Inside Politics

When should a private issue become public?

The Canadian Press has a look back at questions over Jack Layton's health one year after his death. The story raises interesting questions about why Canadians get so angry at reporters who ask politicians whether they are up to running a country in the wake of a major illness.

As most people will remember, Layton was upfront when he discovered he had prostate cancer in 2010. But two years later, in March, 2011, he underwent surgery on his hip. This came after weeks where he appeared unwell, relying on a cane and sweating profusely if he had to stand for too long. By the end of that month, the day the government fell and the country was about to face the 2011 election, he assured reporters he was fine, joking that he wasn't sure what more proof he could offer without stripping naked so the media could examine him.

A few have suggested the media didn't do enough in telling the public what was going on with Layton's health. And yet reporters were asking him about his health, so, if he wasn't answering, what more could they do? Were there other options?

One journalist who wrote about his questions over Layton's health during the election, however, tells CP in the same story that he had overwhelmingly negative feedback from readers, who felt it was a private issue.

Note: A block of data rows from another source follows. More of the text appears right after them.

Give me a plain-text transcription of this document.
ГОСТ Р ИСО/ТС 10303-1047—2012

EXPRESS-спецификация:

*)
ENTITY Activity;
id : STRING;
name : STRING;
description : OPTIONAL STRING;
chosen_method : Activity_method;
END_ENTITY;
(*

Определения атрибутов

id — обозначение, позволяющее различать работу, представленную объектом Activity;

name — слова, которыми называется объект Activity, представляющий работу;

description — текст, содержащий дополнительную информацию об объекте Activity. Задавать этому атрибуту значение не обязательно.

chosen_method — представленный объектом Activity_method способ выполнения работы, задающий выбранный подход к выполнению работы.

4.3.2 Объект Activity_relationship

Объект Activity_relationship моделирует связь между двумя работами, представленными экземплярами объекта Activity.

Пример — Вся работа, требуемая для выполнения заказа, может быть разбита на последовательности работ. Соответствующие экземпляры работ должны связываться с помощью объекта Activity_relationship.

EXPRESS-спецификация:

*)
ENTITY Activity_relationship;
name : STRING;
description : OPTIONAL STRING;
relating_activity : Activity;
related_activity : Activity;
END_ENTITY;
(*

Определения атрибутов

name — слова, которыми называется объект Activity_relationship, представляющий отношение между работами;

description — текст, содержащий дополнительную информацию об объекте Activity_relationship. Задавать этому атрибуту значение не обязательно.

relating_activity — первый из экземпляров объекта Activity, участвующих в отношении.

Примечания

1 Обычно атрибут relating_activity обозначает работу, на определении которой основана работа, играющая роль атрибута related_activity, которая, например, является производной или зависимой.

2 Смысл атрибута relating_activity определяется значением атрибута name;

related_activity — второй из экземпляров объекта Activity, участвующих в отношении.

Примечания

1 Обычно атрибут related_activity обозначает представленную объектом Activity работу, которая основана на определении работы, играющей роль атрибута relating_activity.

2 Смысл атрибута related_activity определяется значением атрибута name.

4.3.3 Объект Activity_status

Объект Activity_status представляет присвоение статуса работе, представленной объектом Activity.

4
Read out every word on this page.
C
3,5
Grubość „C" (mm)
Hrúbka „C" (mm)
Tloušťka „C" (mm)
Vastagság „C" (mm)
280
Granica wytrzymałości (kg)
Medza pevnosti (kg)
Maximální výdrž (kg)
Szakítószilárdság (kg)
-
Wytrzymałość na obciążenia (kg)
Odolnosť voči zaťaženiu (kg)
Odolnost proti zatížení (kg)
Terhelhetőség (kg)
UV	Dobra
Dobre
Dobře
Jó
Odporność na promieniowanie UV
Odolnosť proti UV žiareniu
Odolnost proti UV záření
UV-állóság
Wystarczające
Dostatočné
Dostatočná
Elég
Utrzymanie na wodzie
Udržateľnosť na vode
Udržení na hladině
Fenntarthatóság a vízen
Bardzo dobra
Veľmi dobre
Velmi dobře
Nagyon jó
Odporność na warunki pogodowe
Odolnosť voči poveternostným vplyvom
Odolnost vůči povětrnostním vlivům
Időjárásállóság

"To some of them, which is shocking to me, if Mr. Layton did run knowing his odds were grim, well it was up to him and we had nothing to say. All in all, I'd say that a very large majority of my readers thought it was not a matter for reporters to discuss or question," La Presse's Patrick Lagace told CP.

The story also quotes Dr. Lawrence Altman, the New York Times' medical reporter, who says it's up to the public to decide whether an illness disqualifies someone from public office - but that the electorate must have that information.

Altman points to the United States, where presidential candidates and presidents are subject to medical examinations and a general summary of the results are made public. In that case, however, voters choose the president directly. In Canada, voters technically cast ballots for a local MP, and the leader of the party with the most MPs elected becomes prime minister.

But while Canadians are represented in the House of Commons by an individual MP, they often look to party leaders when deciding how to vote. Layton and the NDP were evidence of that after several New Democrats were elected with little to no campaigning.

All of which raises questions voters may have to answer: why don't we want to know more about our political leaders' health? Do politicians have a responsibility to be open about those issues during an election? And do politicians have a right to run for office if they know they may not fulfill their term?